Too late for Austin inmate cleared by DNA
Tim Cole paid the ultimate price for another man's crime when he died behind bars eight years ago, more than two decades into a prison sentence for a rape he did not commit .
Now, Cole, who was 38 when he died of an asthma-related heart attack, and his family can find some peace.
"We've got what we came for," said Reginald Kennard, Cole's brother. "We got a chance to let the whole story come out of how my brother was wronged."
An Austin judge on Friday reversed his conviction, paving the way for an official pardon eight years after he died during a 25-year prison sentence for another man's crime.
On Friday, the real rapist, Jerry Johnson, confessed in an Austin courtroom and apologized for the 1985 attack on a Texas Tech student. He also took responsibility for allowing Cole, a teenager at the time he was convicted, to take the blame.
"I am responsible," said Jerry Johnson. "I say I am truly sorry."
Johnson took the stand about 4 p.m. and read the words victim Michelle Mallin had written to describe her night of terror so many years ago. Malin, who had mistakenly picked Cole out of a lineup, sat in the packed courtroom and watched as her real attacker addressed the crowd.
"I am not a rape victim, I am a rape survivor," Johnson read out loud from the stand. "I survived what he put me through..."
After his testimony, Mallin confronted him in the courtroom with the judge's permission. It was the first time she was able to confront her true attacker.
She was enraged, emotional, and rained down two decades of fury on the man who had shoved into her car, held a knife to her throat, and raped her in a parkinglot when she was just a student.
"What you did to me, you had no right to do," she told him angrily. "You've got no right to do that to any woman. I am the one with the power now, buddy."
Then the judge let Cole's mother, Ruby Session, confront him as well.
"He'll never have the chance to have children," he said. "I want you to know he was a fine young fine."
The judge reversed Cole's conviction just after 5 p.m. The decision clears the way for the governor to pardon him and officially clear his name.
Johnson will not pay for the rape because he waited until the statute of limitations ran out before he confessed. He tried several times over the years to admit his guilt and exonerate Cole, but his pleas fell on deaf ears.
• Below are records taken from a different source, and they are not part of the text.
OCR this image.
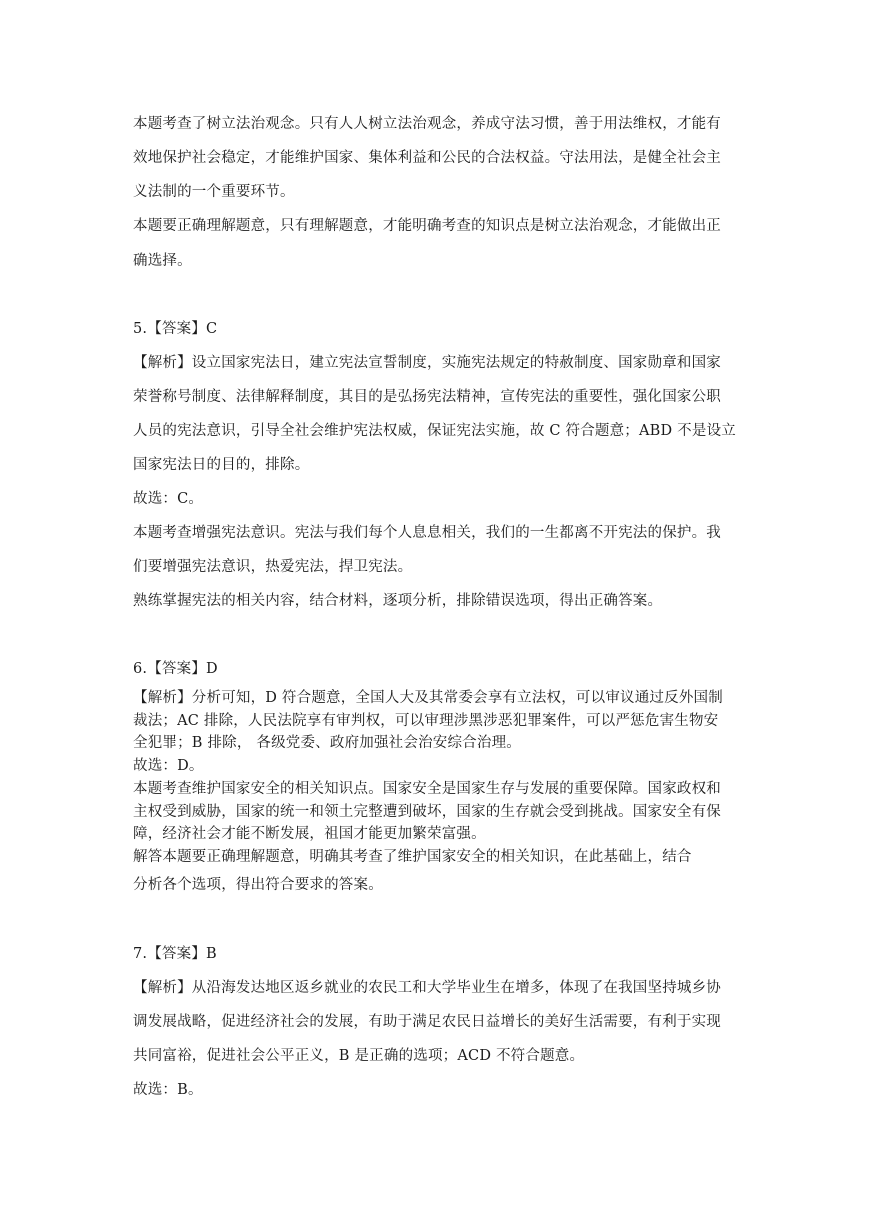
本题考查了树立法治观念。只有人人树立法治观念，养成守法习惯，善于用法维权，才能有
效地保护社会稳定，才能维护国家、集体利益和公民的合法权益。守法用法，是健全社会主
义法制的一个重要环节。
本题要正确理解题意，只有理解题意，才能明确考查的知识点是树立法治观念，才能做出正
确选择。
5.【答案】C
【解析】设立国家宪法日，建立宪法宣誓制度，实施宪法规定的特赦制度、国家勋章和国家
荣誉称号制度、法律解释制度，其目的是弘扬宪法精神，宣传宪法的重要性，强化国家公职
人员的宪法意识，引导全社会维护宪法权威，保证宪法实施，故 C 符合题意；ABD 不是设立
国家宪法日的目的，排除。
故选：C。
本题考查增强宪法意识。宪法与我们每个人息息相关，我们的一生都离不开宪法的保护。我
们要增强宪法意识，热爱宪法，捍卫宪法。
熟练掌握宪法的相关内容，结合材料，逐项分析，排除错误选项，得出正确答案。
6.【答案】D
【解析】分析可知，D 符合题意，全国人大及其常委会享有立法权，可以审议通过反外国制
裁法；AC 排除，人民法院享有审判权，可以审理涉黑涉恶犯罪案件，可以严惩危害生物安
全犯罪；B 排除， 各级党委、政府加强社会治安综合治理。
故选：D。
本题考查维护国家安全的相关知识点。国家安全是国家生存与发展的重要保障。国家政权和
主权受到威胁，国家的统一和领土完整遭到破坏，国家的生存就会受到挑战。国家安全有保
障，经济社会才能不断发展，祖国才能更加繁荣富强。
解答本题要正确理解题意，明确其考查了维护国家安全的相关知识，在此基础上，结合
分析各个选项，得出符合要求的答案。
7.【答案】B
【解析】从沿海发达地区返乡就业的农民工和大学毕业生在增多，体现了在我国坚持城乡协
调发展战略，促进经济社会的发展，有助于满足农民日益增长的美好生活需要，有利于实现
共同富裕，促进社会公平正义，B 是正确的选项；ACD 不符合题意。
故选：B。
It was not until his letter arrived at Cole's mother's house in Fort Worth in 2007, that authorities began to listen.
But, unbeknownst to Johnson, Cole had died eight years before of an asthma-related illness.
It was day of clarification and vindication, both for the innocent man Cole and for Mallin. It had been Mallin's initial identification that the prosecutor used as the cornerstone for his case against Cole, but advocates said shoddy police work also sent him unjustly to prison.
"It is important to me...he needs to be exonerated," she said. "I knew that when the DNA proved him innocent."
Mallin joined a packed court room of Timothy Cole's family members to hear the role this photo lineup played in Cole's wrongful conviction.
Johnson was not pictured in the lineup, so experts testified Mallin did what most people would: She picked the person who looked most like the attacker.
From suggestive tactics to missing fingerprints, the Cole family had to sit and hear the various ways Tim Cole was wronged.
It has been nearly a quarter century since Cole's conviction, and the judge's decision brought long-awaited closure for both Mallin and Cole's family.
"He never gave up, and I know he is smiling now," Session said.
Over the last two days, the Innocence Project of Texas highlighted many mistakes made in the Lubbock case. The Innocence Project ofTexas is hoping to use this as an example of what is wrong with the criminal justice system to prevent future wrongful convictions.